How the pieces fit together

If you’re setting up your Snowflake AI stack, the natural question is: what handles what?

Snowflake gives you the engine for conversational analytics — the text-to-SQL capabilities, the semantic layer that curates what’s queryable, and the Intelligence interface where your team actually interacts with it. That stack is powerful on its own for questions that can be answered purely from the data in your tables.

DataHub enters the picture when those answers need to be informed by the broader context that surrounds the data: what a term means according to internal policy, whether the underlying table is fresh enough to rely on, or where a number came from and what depends on it. That context already lives in your catalog — DataHub makes it accessible to the agent at query time.

In practice, different people on the team feel this in different ways. Analysts find that answers come back grounded in actual business definitions rather than assumptions. Engineers get lineage visibility that extends beyond the semantic view into the full data supply chain.

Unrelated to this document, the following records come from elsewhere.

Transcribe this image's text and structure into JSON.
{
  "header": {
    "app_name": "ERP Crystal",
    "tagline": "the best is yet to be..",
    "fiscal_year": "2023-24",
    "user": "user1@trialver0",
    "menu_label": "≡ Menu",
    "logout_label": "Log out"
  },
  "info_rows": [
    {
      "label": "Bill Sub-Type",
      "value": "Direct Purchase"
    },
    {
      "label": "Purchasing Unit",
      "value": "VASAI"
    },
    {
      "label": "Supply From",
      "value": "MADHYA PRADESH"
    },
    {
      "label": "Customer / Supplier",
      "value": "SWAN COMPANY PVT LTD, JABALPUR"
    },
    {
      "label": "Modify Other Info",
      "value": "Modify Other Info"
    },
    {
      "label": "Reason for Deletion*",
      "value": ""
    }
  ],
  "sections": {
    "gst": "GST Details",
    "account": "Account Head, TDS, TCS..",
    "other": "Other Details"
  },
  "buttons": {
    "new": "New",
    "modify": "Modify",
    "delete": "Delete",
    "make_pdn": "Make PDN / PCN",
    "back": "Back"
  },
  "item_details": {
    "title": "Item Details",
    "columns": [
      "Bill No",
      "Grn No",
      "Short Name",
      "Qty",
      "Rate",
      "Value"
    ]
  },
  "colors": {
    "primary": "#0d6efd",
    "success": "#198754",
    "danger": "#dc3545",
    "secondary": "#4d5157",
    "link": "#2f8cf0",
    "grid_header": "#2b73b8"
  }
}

Governance and risk teams see data quality signals surfaced proactively, before numbers make it into a report.

Getting started

The Agent Context Kit integration is designed to work with your existing Snowflake Intelligence setup. If you’re already using Cortex Agents and semantic views, adding DataHub context is a configuration step — not a rearchitecture.

You can find the full setup guide in the DataHub Agent Context Kit documentation for Snowflake, or request a demo to see it in action with your own data.

If you’ve invested in Snowflake for your analytics stack, DataHub helps you get the full return on that investment — ensuring that the AI layer built on top of your data is as smart about your business as it is about your tables.